Day 2: This was our busiest day of the visit. We woke up and dressed for the 90 degree weather, but still was appropriate to get into the Vatican museums, and hit the road bright and early. We signed up or a tour of the Colosseum and Roman Forum for about 25 Euros a person. Word of advice: BE CAREFUL when signing up for these tours. Some people are just scammers and will take your money with no intention of giving you a tour. I was nervous when we signed up because all we received was a colored sticker and was told where to stand. Thankfully, it worked out in our favor. We started with an hour tour of the Colosseum. After a quick break, we made our way to the Roman Forum. At this point we switch tour guides. The guide we had for the Forum was wonderful. He was studying to be an official tour guide of the Vatican and touring the Forum was part of his student work. An hour and a half later and ready to fall over from the extreme heat, we took a break to eat lunch. Our original plan was to go to the Vatican next, but the line was too long. We sadly never had the opportunity to go inside St. Peter’s Basilica. Because the line was too long, we elected to go to the Vatican Museums. The paintings, sculptures and the Sistine Chapel are all beautiful.

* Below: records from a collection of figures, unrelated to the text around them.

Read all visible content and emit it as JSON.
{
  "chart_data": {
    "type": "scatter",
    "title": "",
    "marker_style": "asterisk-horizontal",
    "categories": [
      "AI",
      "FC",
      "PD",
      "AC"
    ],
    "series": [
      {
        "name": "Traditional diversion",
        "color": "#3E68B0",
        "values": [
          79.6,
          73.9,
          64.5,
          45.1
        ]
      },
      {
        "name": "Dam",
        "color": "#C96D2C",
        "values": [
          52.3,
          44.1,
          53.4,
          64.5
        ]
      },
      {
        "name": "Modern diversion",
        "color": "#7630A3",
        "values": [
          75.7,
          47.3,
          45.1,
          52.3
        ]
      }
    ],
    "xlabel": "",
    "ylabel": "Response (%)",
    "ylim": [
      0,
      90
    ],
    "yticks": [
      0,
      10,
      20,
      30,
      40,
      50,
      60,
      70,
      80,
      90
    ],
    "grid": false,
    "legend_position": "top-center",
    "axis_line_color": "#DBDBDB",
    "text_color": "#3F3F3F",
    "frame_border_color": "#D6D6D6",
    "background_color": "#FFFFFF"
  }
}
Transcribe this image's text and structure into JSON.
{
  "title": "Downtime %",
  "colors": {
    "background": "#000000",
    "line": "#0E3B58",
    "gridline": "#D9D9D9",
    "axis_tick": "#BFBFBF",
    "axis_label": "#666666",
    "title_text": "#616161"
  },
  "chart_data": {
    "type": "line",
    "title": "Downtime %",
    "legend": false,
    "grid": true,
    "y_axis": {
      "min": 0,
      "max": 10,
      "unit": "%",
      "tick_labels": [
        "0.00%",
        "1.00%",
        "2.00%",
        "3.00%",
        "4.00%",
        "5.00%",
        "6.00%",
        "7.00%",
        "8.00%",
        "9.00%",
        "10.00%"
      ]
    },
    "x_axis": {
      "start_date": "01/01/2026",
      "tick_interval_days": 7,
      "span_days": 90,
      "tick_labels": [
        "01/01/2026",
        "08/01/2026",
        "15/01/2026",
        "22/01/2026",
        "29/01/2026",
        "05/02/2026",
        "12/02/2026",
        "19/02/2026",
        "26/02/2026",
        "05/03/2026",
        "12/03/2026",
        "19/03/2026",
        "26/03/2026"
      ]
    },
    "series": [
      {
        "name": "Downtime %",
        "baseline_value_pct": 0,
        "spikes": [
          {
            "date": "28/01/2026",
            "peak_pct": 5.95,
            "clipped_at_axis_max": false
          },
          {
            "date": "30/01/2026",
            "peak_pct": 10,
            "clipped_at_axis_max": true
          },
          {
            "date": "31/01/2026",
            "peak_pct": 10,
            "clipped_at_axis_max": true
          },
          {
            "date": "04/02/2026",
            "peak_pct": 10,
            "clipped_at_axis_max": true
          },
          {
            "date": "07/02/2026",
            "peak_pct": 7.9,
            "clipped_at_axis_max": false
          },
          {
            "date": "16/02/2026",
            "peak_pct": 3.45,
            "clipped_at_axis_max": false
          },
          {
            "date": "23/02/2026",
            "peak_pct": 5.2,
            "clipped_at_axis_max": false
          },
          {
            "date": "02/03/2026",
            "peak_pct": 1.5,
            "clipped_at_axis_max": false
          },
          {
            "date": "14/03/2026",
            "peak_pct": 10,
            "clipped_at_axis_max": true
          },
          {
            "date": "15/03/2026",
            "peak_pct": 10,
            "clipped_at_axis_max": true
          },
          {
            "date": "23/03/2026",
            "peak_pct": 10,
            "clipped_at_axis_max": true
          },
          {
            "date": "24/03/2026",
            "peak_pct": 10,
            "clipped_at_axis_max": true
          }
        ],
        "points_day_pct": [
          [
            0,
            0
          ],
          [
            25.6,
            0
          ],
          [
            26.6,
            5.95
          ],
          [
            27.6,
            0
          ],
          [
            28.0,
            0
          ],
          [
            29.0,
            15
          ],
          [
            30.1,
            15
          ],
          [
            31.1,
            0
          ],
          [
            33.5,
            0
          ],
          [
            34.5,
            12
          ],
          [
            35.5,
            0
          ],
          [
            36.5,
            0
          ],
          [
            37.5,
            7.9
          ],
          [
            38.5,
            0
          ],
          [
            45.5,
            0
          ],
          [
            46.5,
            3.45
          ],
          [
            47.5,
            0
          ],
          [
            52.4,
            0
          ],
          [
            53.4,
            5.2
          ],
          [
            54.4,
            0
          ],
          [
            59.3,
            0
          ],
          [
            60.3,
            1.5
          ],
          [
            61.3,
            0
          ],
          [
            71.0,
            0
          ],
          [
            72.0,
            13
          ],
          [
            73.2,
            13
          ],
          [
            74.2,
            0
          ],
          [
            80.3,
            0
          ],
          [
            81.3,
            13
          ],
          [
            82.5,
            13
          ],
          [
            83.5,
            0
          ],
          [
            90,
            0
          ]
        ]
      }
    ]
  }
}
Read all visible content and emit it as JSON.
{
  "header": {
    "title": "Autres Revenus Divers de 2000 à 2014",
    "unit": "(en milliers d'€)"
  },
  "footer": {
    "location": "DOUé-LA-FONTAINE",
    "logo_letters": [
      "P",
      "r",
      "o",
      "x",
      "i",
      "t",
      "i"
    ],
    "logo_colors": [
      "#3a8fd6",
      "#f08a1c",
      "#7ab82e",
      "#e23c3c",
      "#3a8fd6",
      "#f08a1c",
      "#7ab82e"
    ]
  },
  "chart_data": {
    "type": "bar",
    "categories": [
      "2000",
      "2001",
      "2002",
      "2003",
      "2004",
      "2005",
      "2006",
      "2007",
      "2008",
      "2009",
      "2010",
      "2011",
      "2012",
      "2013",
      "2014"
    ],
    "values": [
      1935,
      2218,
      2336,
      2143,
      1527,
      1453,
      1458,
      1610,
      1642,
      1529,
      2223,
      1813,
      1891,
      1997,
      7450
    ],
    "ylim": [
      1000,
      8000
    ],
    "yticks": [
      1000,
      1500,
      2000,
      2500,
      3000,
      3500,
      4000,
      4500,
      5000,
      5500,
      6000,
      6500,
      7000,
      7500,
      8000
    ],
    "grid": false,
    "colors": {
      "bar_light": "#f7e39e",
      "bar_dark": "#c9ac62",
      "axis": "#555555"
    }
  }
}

We took a break after a full day of exploration to go to our hotel and get ready for the evening. We went out see the Spanish Steps and Trevi Fountain; both were flooded with people. We ended our night with a late dinner and some gelato (of course) and turned in for the night after an exciting (and exhausting) day.
Quick note: After reading a post from My Travels for You, I remembered that we went to dinner at Trastevere. It’s not a restaurant, but a square. There’s restaurants and bars with many people and lots of energy. Check out her blog for some more information!
Day 3: Today we got back in our nice clothes and went back to the Trevi Fountain to experience it during the day. It was packed with people again, but this is to be expected. If you want to see it with fewer people, expect to get there bright and early – like 6 a.m. early would be my guess. We spent the majority of our afternoon at the fountain and in the surrounding areas, and then took off by foot to explore the city with no map. It was Sunday, so most of the attractions were closed. We ended up getting lost in Rome and, of course, it was fun.
So one question remains: What would I do differently if I go back?
1. Stay in Rome longer. Being in Rome on a weekend and only for that short period of time didn’t allow us to see all that the city has to offer. Did we see a majority of the tourist stuff? Yes. But I would like to see the hidden gems of the city as well.
2. Visit the Vatican and St. Peter’s Basilica. Plan for a long line and wait to get inside St. Peter’s. I may not get the chance to go back and see this, though I really hope I can, but as of now I don’t know what I missed inside this famous location.
3. Explore the Catacombs. I read about these in my Lonely Planet book and became completely intrigued. Also closed on Sunday, plan to visit these on a weekday. Not surprisingly, don’t visit if you’re claustrophobic. I hear it’s not for those who dislike small spaces.
Rome is a city of history, mystery and intrigue. I highly recommend visiting if you have the opportunity. For all my history geeks, you will fall in love!